The public inquiry into the death of former KGB agent Alexander Litvinenko, who was given a fatal dose of a radioactive substance in November 2006, began yesterday.
It is believed a cup of tea given to Litvinenko was spiked with polonium-210 after he was deemed a traitor by the Kremlin. The two prime suspects are Andrei Lugovoi and Dmitry Kovtun, who known to have met Litvinenko at London's Millennium Hotel shortly before his death.
The Crown Prosecution Service has tried and failed to get the two men extradited from Russia to face trial. Both deny any involvement in the killing.
As the inquiry began yesterday, Litvinenko's death was described as "an act of nuclear terrorism on the streets of a major city" because of the trail it left across London.
Vladimir Putin, accused by Litvinenko on his deathbed of personally sanctioning his murder, was described by Ben Emmerson QC, representing Litvinenko's widow Marina and son Anatoly, as a "common criminal dressed up as a head of state".
The startling truth, which is going to be revealed by the evidence in this inquiry, is that a significant part of Russian organised crime around the world is organised directly from the offices of the Kremlin.
Vladimir Putin’s Russia is a mafia state.
- Ben Emmerson QC
Litvinenko died an agonising death in hospital 22 days after being poisoned (Picture: Getty)
The inquiry's key questions
1. Does the case against Russia involvement in the Litvinenko murder come up to proof?
Inquiry chair Sir Robert Owen has already admitted there is a prima facie case against Moscow. Key evidence gathered by British and US intelligence services is alleged to make the charge against the Kremlin compelling. The inquiry will be the first time the prosecution case will be tested.
2. Was Litvinenko working for MI6, Britain’s secret intelligence service when he was murdered?
Litvinenko’s widow Marina believes this was the motive behind her husband’s killing.
3. Was he murdered by rogue elements of the FSB, the organisation which succeeded the KGB?
Litvinenko worked for the FSB but then became a whistleblower by revealing he had been ordered to murder Boris Berezovsky, the former Russian oligarch exiled in Britain.
4. If not Russia, then who?
Conspiracy theories about Litvinenko’s death abound. Did his death come about as a result of his work for the KGB in Chechnya in the 1990s?
5. If the case against the Kremlin is convincing what will the diplomatic consequences be?
UK-Russian relations in the wake of Litvinenko’s death dipped to their lowest since the Cold War ended. Any findings from Sir Robert will come as sanctions against Moscow that were imposed because of its involvement in Ukraine bite increasingly deeper.

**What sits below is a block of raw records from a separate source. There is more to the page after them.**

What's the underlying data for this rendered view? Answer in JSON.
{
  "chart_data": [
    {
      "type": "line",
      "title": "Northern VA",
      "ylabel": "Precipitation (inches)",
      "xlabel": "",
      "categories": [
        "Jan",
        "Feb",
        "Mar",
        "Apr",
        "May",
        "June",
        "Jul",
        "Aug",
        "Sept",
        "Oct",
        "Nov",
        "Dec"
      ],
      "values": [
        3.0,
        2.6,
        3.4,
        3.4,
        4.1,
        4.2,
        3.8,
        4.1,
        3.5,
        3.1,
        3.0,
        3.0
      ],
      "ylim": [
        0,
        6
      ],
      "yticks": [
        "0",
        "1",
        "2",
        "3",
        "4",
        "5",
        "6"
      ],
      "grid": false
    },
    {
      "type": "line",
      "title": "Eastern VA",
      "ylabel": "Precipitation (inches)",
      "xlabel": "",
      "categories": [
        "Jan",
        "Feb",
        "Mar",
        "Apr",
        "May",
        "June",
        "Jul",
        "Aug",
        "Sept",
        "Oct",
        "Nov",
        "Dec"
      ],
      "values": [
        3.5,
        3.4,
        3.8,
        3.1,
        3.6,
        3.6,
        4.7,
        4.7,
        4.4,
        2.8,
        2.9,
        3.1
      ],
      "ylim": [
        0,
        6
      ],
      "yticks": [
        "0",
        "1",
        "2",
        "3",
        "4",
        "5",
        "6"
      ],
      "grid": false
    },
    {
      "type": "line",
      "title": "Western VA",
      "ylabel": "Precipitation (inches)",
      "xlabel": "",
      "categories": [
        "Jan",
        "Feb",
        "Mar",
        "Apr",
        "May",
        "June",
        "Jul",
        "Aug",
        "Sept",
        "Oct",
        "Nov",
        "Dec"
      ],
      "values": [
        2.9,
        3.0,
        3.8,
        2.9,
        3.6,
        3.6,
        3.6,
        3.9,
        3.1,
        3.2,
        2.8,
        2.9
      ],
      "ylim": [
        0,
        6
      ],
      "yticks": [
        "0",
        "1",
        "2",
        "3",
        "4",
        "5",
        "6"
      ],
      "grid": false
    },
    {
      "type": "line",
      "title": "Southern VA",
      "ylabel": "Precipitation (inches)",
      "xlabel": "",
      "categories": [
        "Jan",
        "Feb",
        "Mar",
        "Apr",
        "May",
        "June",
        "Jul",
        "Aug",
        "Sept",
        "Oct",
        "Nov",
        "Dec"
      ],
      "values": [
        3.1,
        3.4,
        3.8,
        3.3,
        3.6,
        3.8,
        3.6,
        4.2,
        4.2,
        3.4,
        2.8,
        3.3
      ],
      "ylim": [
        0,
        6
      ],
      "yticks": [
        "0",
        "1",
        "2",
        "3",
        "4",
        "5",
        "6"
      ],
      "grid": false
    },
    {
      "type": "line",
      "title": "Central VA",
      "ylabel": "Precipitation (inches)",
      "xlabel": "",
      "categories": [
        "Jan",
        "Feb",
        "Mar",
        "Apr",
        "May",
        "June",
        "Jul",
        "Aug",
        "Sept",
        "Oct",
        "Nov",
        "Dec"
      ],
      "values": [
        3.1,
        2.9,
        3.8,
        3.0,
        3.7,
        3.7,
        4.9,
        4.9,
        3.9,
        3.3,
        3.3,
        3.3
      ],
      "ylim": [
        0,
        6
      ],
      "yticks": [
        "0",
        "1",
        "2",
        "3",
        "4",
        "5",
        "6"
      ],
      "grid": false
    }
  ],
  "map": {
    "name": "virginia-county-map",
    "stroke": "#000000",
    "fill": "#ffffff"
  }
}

Andre Lugovoi (Picture: Getty)
Timeline of events
2000 Mr Litvinenko flees Russia and seeks political asylum in Britain
2002 He co-writes a book accusing Federal Security Service of the Russian Federation superiors of murdering more than 300 people.
2006 He begins to investigate the murder of journalist Anna Politkovskaya.
November 1 2006 He is admitted to hospital a few hours after meeting two Russian men, Andrei Lugovoi and Dmitry Kovtun, at the Millennium hotel in London.
November 17 2006 Police begin investigation over his illness.
November 23 2006 Mr Litvinenko dies in intensive care.
November 24 2006 Litvinenko family releases a posthumous statement, in which he accuses Vladimir Putin of involvement in his death.
November 25 2006 Large quantities of radioactive isotope polonium-210 found in Mr Litvinenko’s body.
May 2007 Crown prosecutors name Lugovoi as a suspect.
July 2007 Moscow refuses extradition request for Lugovoi.
2012 A pre-inquest review hearing is told that confidential material points to evidence “as to the culpability of the Russian state”.
February 2014 High Court overrules Home Secretary’s decision not to hold an inquiry.
July 2014 Coroner Sir Robert Owen announced as chair of inquiry.